Former Rep. Robert E. Bauman has left Capitol Hill, where he spent about half his 43 years as a page, aide and three-term congressman, to "live one day at a time" as a lawyer in his home town of Easton, Md., but the wit and wisdom of the self-styled "watchdog of the House" lives on.
For the last two months, Bauman has worked as a $1,000-a-week consultant to House Minority Whip Trent Lott instructing freshman Republicans how to do what he was the acknowledged master of -- using the rules of Congress to get his way or thwart that of his opponents.
Bauman lost a bid for a fourth term after he admitted problems with homosexuality and alcoholism, and Lott Said he got "considerable criticism" from members of the Moral Majority in his home district in Mississippi for hiring Bauman.
Lott said his House colleagues praised him as "courageous and smart" for taking advantage of the talents of a man who liked to warn the public that "every time Congress meets, America is in danger."

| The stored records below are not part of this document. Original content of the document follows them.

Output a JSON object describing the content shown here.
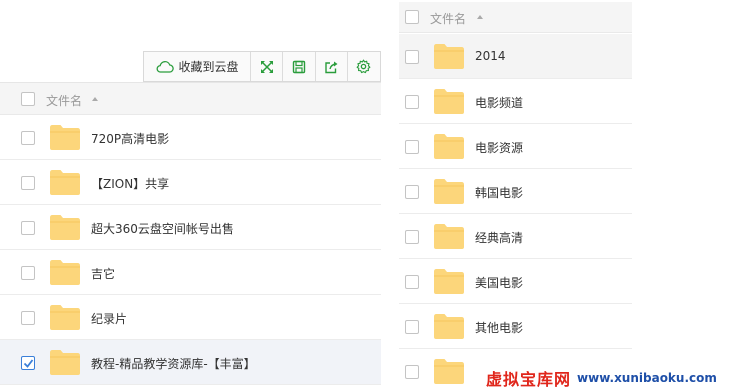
{
  "left_panel": {
    "toolbar": {
      "save_to_cloud_label": "收藏到云盘",
      "icons": [
        "cloud-icon",
        "fullscreen-icon",
        "save-disk-icon",
        "share-icon",
        "settings-icon"
      ]
    },
    "header": {
      "column_label": "文件名"
    },
    "rows": [
      {
        "name": "720P高清电影",
        "checked": false
      },
      {
        "name": "【ZION】共享",
        "checked": false
      },
      {
        "name": "超大360云盘空间帐号出售",
        "checked": false
      },
      {
        "name": "吉它",
        "checked": false
      },
      {
        "name": "纪录片",
        "checked": false
      },
      {
        "name": "教程-精品教学资源库-【丰富】",
        "checked": true
      }
    ]
  },
  "right_panel": {
    "header": {
      "column_label": "文件名"
    },
    "rows": [
      {
        "name": "2014",
        "checked": false
      },
      {
        "name": "电影频道",
        "checked": false
      },
      {
        "name": "电影资源",
        "checked": false
      },
      {
        "name": "韩国电影",
        "checked": false
      },
      {
        "name": "经典高清",
        "checked": false
      },
      {
        "name": "美国电影",
        "checked": false
      },
      {
        "name": "其他电影",
        "checked": false
      },
      {
        "name": "",
        "checked": false
      }
    ]
  },
  "watermark": {
    "main_text": "虚拟宝库网",
    "url_text": "www.xunibaoku.com"
  },
  "colors": {
    "accent_green": "#2a9d3c",
    "folder_yellow": "#fcd67b",
    "checkbox_blue": "#3b7fd9",
    "watermark_red": "#e0261b",
    "watermark_blue": "#1e4fa8"
  }
}
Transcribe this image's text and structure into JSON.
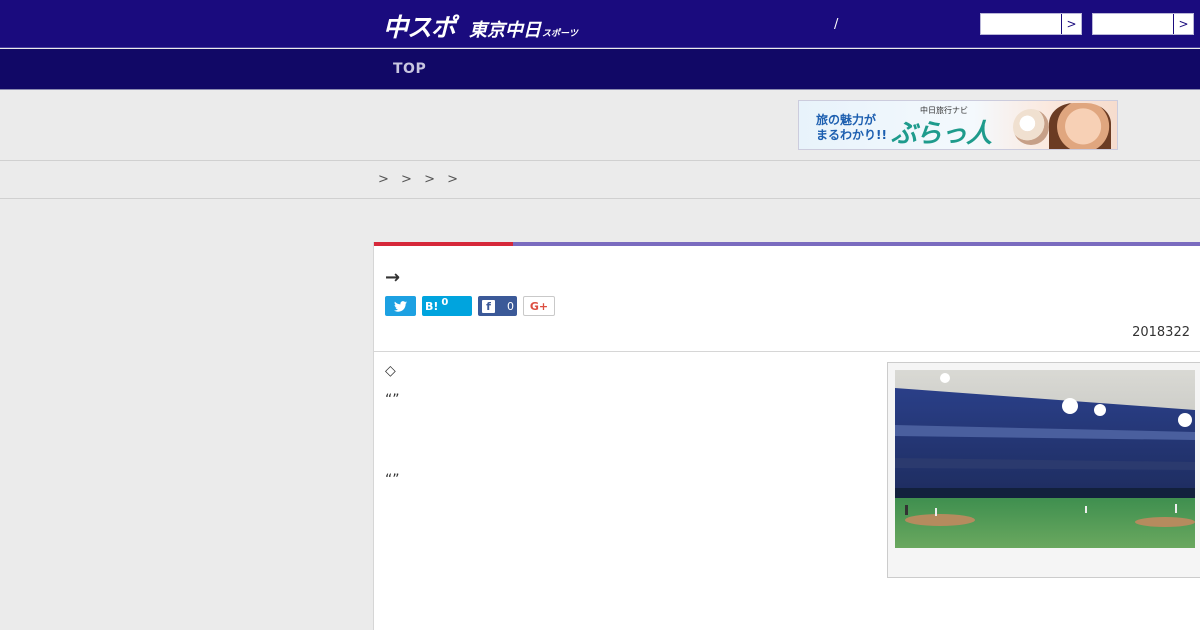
{
  "header": {
    "logo_main": "中スポ",
    "logo_sub": "東京中日",
    "logo_small": "スポーツ",
    "separator": "/",
    "button1_arrow": ">",
    "button2_arrow": ">"
  },
  "nav": {
    "top_label": "TOP"
  },
  "ad": {
    "line1": "旅の魅力が",
    "line2": "まるわかり!!",
    "small": "中日旅行ナビ",
    "brand": "ぶらっ人"
  },
  "breadcrumb": {
    "separators": [
      ">",
      ">",
      ">",
      ">"
    ]
  },
  "article": {
    "title": "→",
    "share": {
      "hatena_label": "B!",
      "hatena_count": "0",
      "facebook_count": "0",
      "gplus_label": "G+"
    },
    "date": "2018322",
    "body": [
      "◇",
      "“”",
      "“”"
    ]
  },
  "colors": {
    "header_bg": "#1a0b7e",
    "nav_bg": "#110866",
    "accent_red": "#d6283a",
    "accent_purple": "#7a6bbf"
  }
}
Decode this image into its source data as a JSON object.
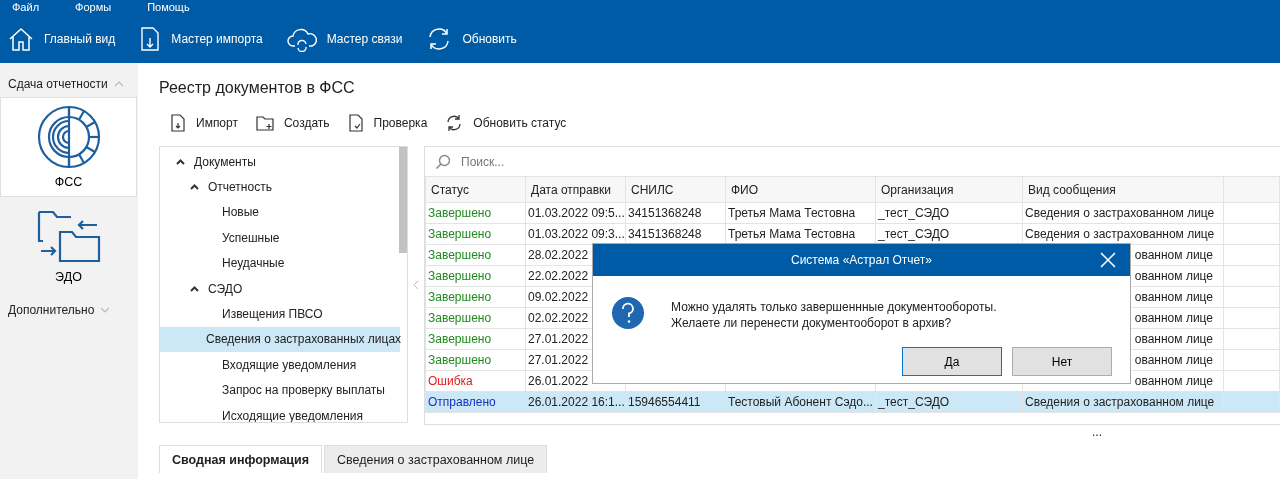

Bauman's legacy includes a copyrighted 26-page pamphlet entitled "A Manual for New Members of the U.S. House of Representatives," which contains the following advice:
Do not stand up on the floor and say "I am so angry I can spit," because Section 364 of Jefferson's Manual Forbids spitting and hissing.
A member may be under the weather and half seated on the committee table as he is speaking. If so, he is subject to a point of order because of his unparliamentary posture.
Behind a seemingly innocent unanimous consent request lurks a whole train of events that could eventually cause enormous legislative harm to your constituents or the world.
Never forget, your colleagues are not Bob or Mary or Mr. Jones or Mrs. Smith. They are "the gentleman from Maryland, Mr. Jones," or "the gentlelady from Ohio, Mrs. Smith." Always refer to yourself in the third person, i.e., "the gentleman from Maryland would like to say . . . Nothing marks the amatuer more quickly than failure to addresss the chair and his colleagues in the proper fashion."
"One of the major objectives of the minority ought to be to put the majority members on record on important issues, many of which they would obviously rather duck," wrote the man who was responsible for more roll call votes on technical questions than any member of Congress in recent history.
"It is against the rules to refer to the radio or televison audience or to those distinguished citizens of the Rapidian Rotary Club who are with us in the gallery today or to vent your indignation against the Senate or a senator."
Bauman also conducted three day-long seminars for GOP freshmen and instructed some returning members on the nuances of parlimentary procedure.
Rep. Frank Wolf (R-Va.) said Bauman walked us through a typical day in the House" and demonstrated that "he certainly knows the rules."
Rep. William F. Thomas (R-Calif.), serving his second term, said Bauman "told war stories" about his political battles with the Democrats. Thomas said that in previous years Republicans relied on the Marylander "to preserve minority rights" but in his absence "more of use must get to know the procedures. Many members didn't fully understand what an asset Bob was.He was not just slowing things down, he was protecting democratic principles."
Bauman's successor, Democrat Roy Dyson, complained that Bauman "never came around. I never saw him" during the two months of his consultancy. Several Republican staffers added that they saw Bauman about twice a week during the period, but Minority Whip Lott said he was satisfied that "we got our money's worth. It wasn't a 9 to 5 job."
Informed of Dyson's criticism, the acerbic Bauman snapped, "I earned my pay. I was in Washington more than Congress was."
Bauman said he will practice law in the same office in Easton that served as his congressional office. His wife, Carol, has landed a $44,000-a-year job in the public affairs office of the Department of Energy and now is making the 150-mile round trip that her husband made during his seven years in Congress.